July 9, 2012
Ban Gestation Crates
Cruel confinement for Canada’s breeding pigs
Pigs are extremely smart, social animals capable of feeling fear, pain, and stress. Studies show that they are more intelligent than dogs and even some primates, and scientists have demonstrated that pigs are capable of playing simple video games, learning from each other, and even learning names.
Most breeding sows in Canada are confined in "gestation crates" for virtually their entire lives. These crates are about the same width and length of a pig's body, preventing the animals from even turning around. This is one of the cruelest practices in all of agribusiness. Read more about gestation crates in Canada.
It's simply wrong to confine farm animals in tiny cages for their whole lives. Pigs housed in gestation crates bite the metal bars of their crates out of their frustration and boredom, often until their gums bleed.
We wouldn't force our pets to live in filthy, cramped cages for their whole lives, and we shouldn't force farm animals to endure such misery, either. All animals, including those raised for food, deserve protection from this abuse.
The crate-free trend
Around the world, countries are phasing out the use of cruel gestation crates. In the European Union, a ban on the use of crates will come into effect on January 1st, 2013. In New Zealand and Australia, gestation crates will be phased out by 2015 and 2017, respectively. In the United States, Arizona, California, Colorado, Florida, Maine, Michigan, Ohio, Oregon and Rhode Island have all passed laws to phase out gestation crates, with other states considering similar plans.
In Canada, a 2010 Harris Decima poll confirmed that Canadians overwhelmingly want farm animals to be treated humanely, with 95 percent of respondents saying that they believed that all animals, including farm animals, should be spared pain and suffering. HSI/Canada and its partner organizations are making great progress for these animals. A growing number of major companies are acknowledging that gestation crates are a cruel way to confine mother pigs, and are asking their suppliers to phase out their use.
In 2012, some of the largest restaurants in the world announced plans to rid their supply chains of these cruel, confinement crates, including McDonalds, Burger King, Tim Hortons, and Wendy’s.

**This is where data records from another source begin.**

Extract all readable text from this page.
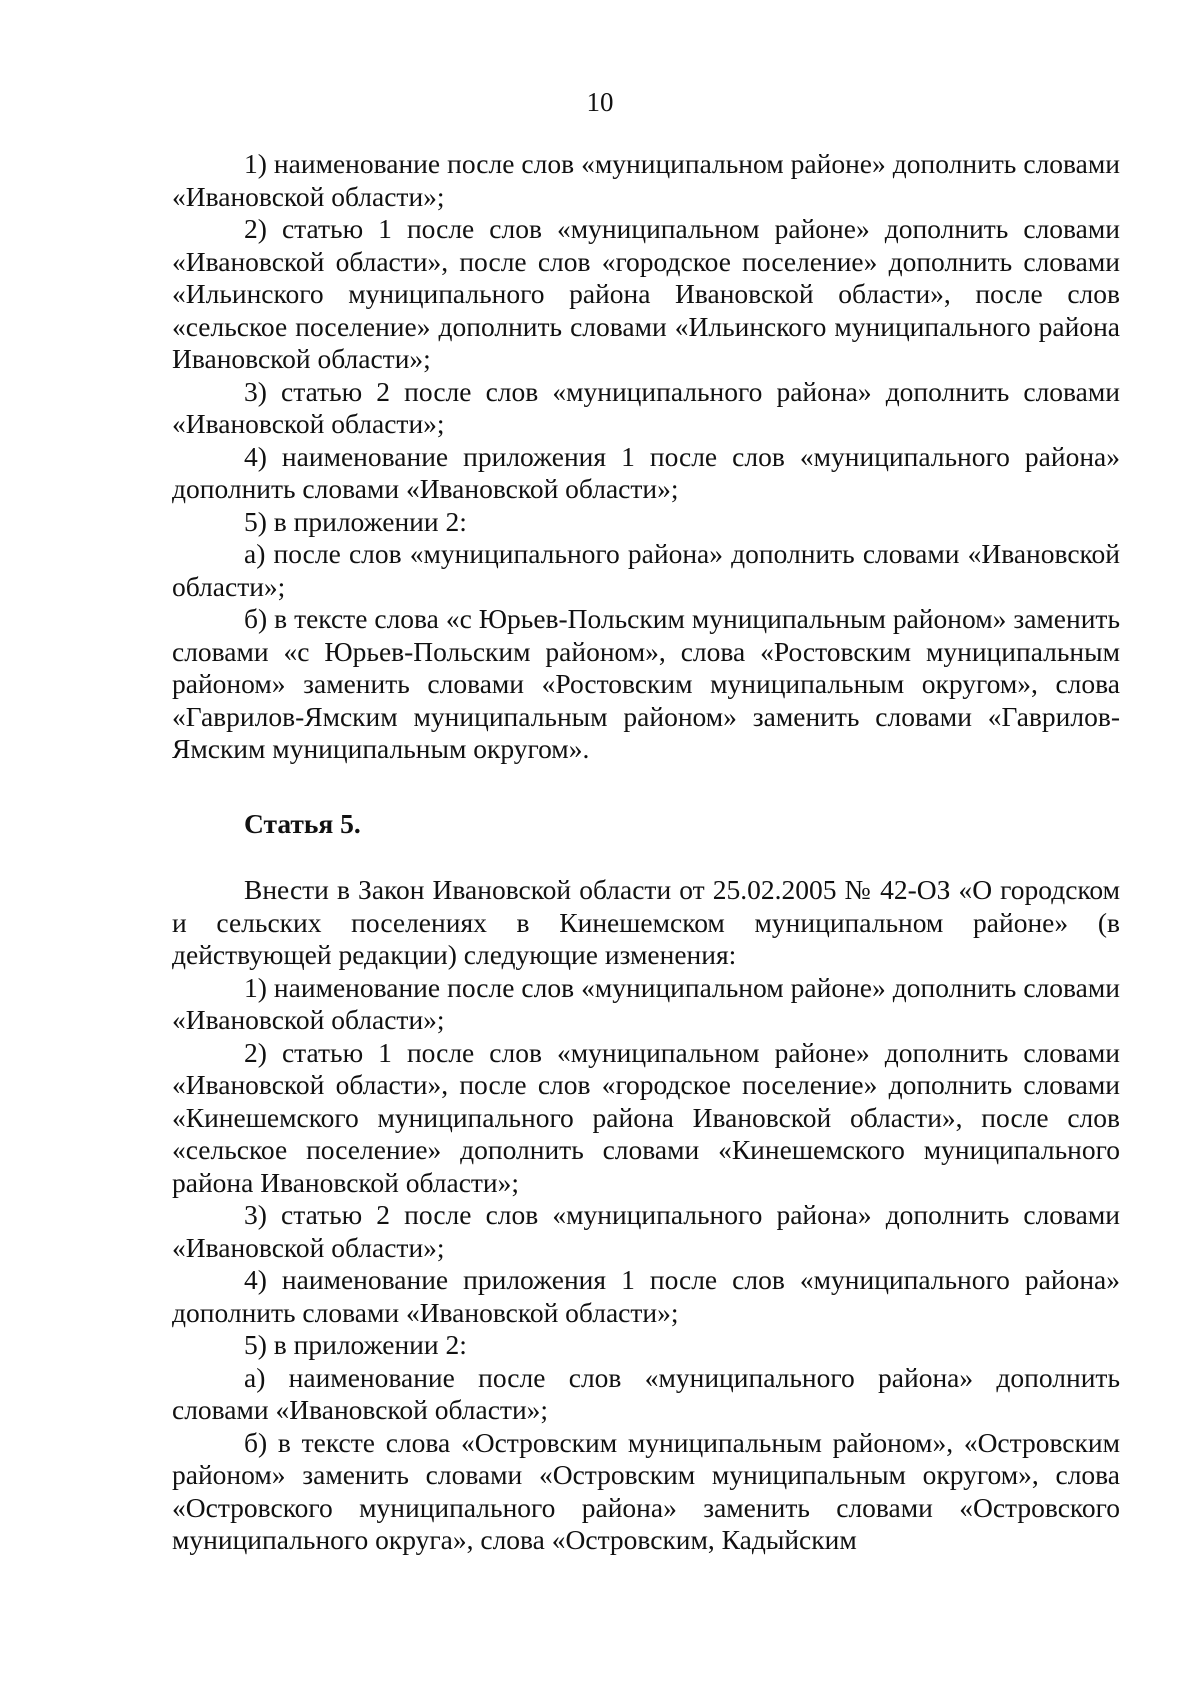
10

1) наименование после слов «муниципальном районе» дополнить словами «Ивановской области»;

2) статью 1 после слов «муниципальном районе» дополнить словами «Ивановской области», после слов «городское поселение» дополнить словами «Ильинского муниципального района Ивановской области», после слов «сельское поселение» дополнить словами «Ильинского муниципального района Ивановской области»;

3) статью 2 после слов «муниципального района» дополнить словами «Ивановской области»;

4) наименование приложения 1 после слов «муниципального района» дополнить словами «Ивановской области»;

5) в приложении 2:

а) после слов «муниципального района» дополнить словами «Ивановской области»;

б) в тексте слова «с Юрьев-Польским муниципальным районом» заменить словами «с Юрьев-Польским районом», слова «Ростовским муниципальным районом» заменить словами «Ростовским муниципальным округом», слова «Гаврилов-Ямским муниципальным районом» заменить словами «Гаврилов-Ямским муниципальным округом».

Статья 5.

Внести в Закон Ивановской области от 25.02.2005 № 42-ОЗ «О городском и сельских поселениях в Кинешемском муниципальном районе» (в действующей редакции) следующие изменения:

1) наименование после слов «муниципальном районе» дополнить словами «Ивановской области»;

2) статью 1 после слов «муниципальном районе» дополнить словами «Ивановской области», после слов «городское поселение» дополнить словами «Кинешемского муниципального района Ивановской области», после слов «сельское поселение» дополнить словами «Кинешемского муниципального района Ивановской области»;

3) статью 2 после слов «муниципального района» дополнить словами «Ивановской области»;

4) наименование приложения 1 после слов «муниципального района» дополнить словами «Ивановской области»;

5) в приложении 2:

а) наименование после слов «муниципального района» дополнить словами «Ивановской области»;

б) в тексте слова «Островским муниципальным районом», «Островским районом» заменить словами «Островским муниципальным округом», слова «Островского муниципального района» заменить словами «Островского муниципального округа», слова «Островским, Кадыйским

The second largest supermarket chain in North America, Safeway, also announced their own plan to rid their supply chain of gestation crates.
In 2013, the Retail Council of Canada announced that eight of the largest Canadian supermarket chains would move away from gestation crate confinement of pigs in their supply systems.
Now, we are asking Canada’s pork industry to move as one to phase out gestation crates completely. Add your voice to the call to help improve life for mother pigs.
You also can say no to this cruelty by always purchasing crate-free pork and asking local restaurants not to use pork that comes from gestation crates.
The science is clear
The Pew Commission on Industrial Farm Animal Production—which was funded by the Pew Charitable Trusts and Johns Hopkins School of Public Health, and included the former U.S. Secretary of Agriculture—recommended that "all systems that restrict natural movement," including gestation crates, be phased out.